Gallery secures Orpen portrait

 

A portrait of world-famous tenor John McCormack by one of Ireland’s most renowned artists was secured for the State today after the National Gallery snapped it up at auction.

The large 1923 painting by Sir William Orpen, which went on sale for the first time in more than 80 years, is expected to go on permanent display this summer in Dublin.

The National Gallery paid €404,600 or the piece, significantly less than the €680,000 (£600,000) it was expected to fetch.

Until now, the work was a cherished heirloom owned by the opera singer’s grandson, also Count John McCormack, having been passed down through generations within the family.

It will be hung in the national portrait collection of the National Gallery.

Bernard Williams, of Christie’s auctioneers, said the painting is one of Orpen’s best to go under the hammer in recent times.

“The portrait has drawn great admiration at our previews in Dublin and London and Christie’s is pleased to have facilitated this acquisition which enables the painting to remain in Ireland and be enjoyed by the public.”

The 127 x 102 cms painting was completed the same year McCormack finished his 12 years as an opera singer, to forge out a hugely successful career as an international recording artist.

The Athlone man became known the world over for his renditions of popular and sentimental songs.

Such was his fame and wealth that he owned apartments in New York and London, while leasing Moore Abbey at Monasterevin, Co Kildare.

A life-sized bronze statue of the singer stands in Iveagh Gardens, behind the National Concert Hall in Dublin.

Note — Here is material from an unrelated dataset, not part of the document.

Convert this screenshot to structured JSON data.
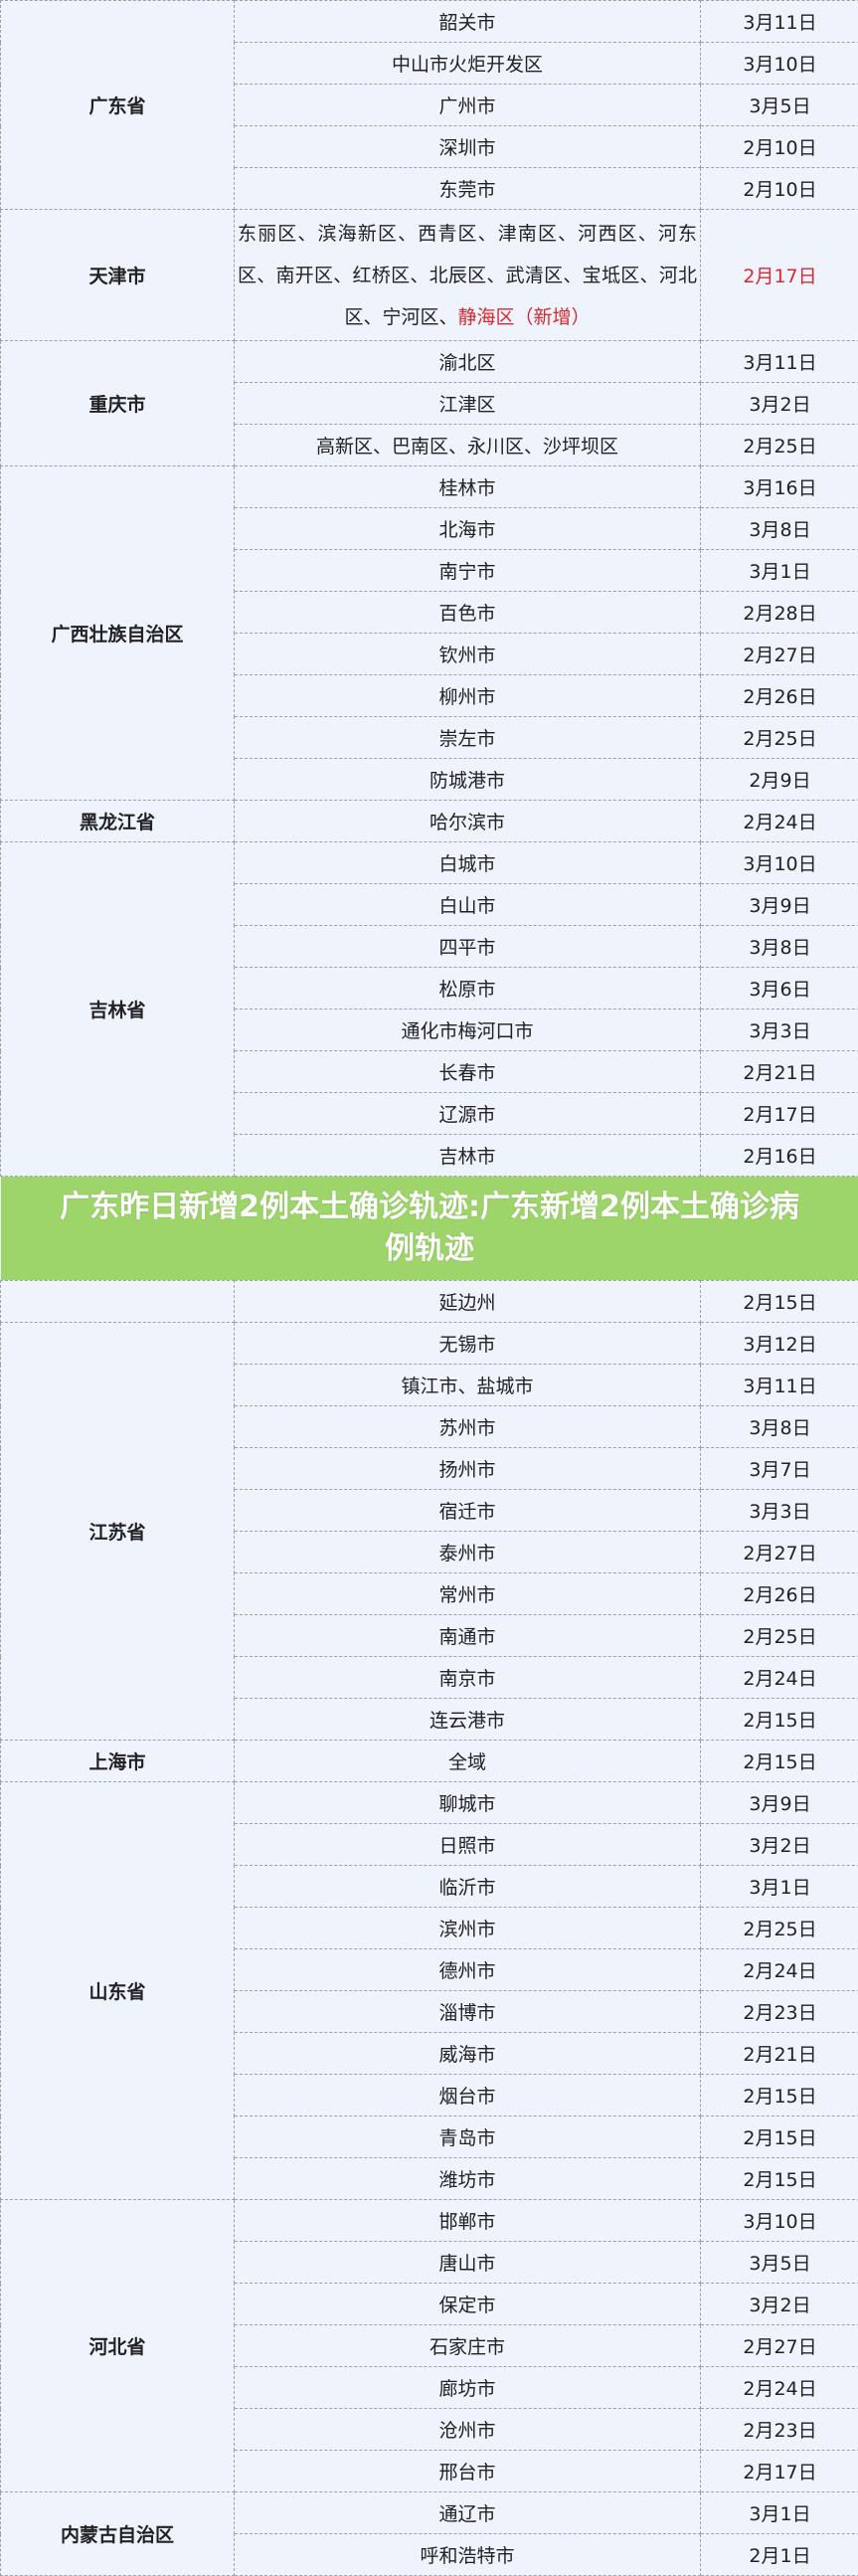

Orpen was born in Dublin in 1878 and spent most of his working life in London. He was renowned for his portraits of society figures in the early 20th century, including Edward, Prince of Wales, and Winston Churchill.

He is also revered for his work as an official war artist depicting the horror of the first World War.

He was knighted in 1918 for his services as a war artist.

The most recent major retrospective show of his work was held in 2005 at the Imperial War Museum in London and at the National Gallery of Ireland.

This comprised some 70 oils and a "comprehensive presentation of his illustrated letters and sketches", according to the National Gallery.

The entire collection (366) of Orpen’s letters and sketches which were donated to the gallery in 1974 by Vivien Graves, daughter of Mrs Evelyn St. George have been digitized under the gallery's 'artsearch' programme.

The portrait of McCormack went under the hammer at the Christie’s Irish and Sporting Art sale in London.

Among the other lots was Belfast-born Paul Henry’s Sunshine in Kerry,which sold for €176,120.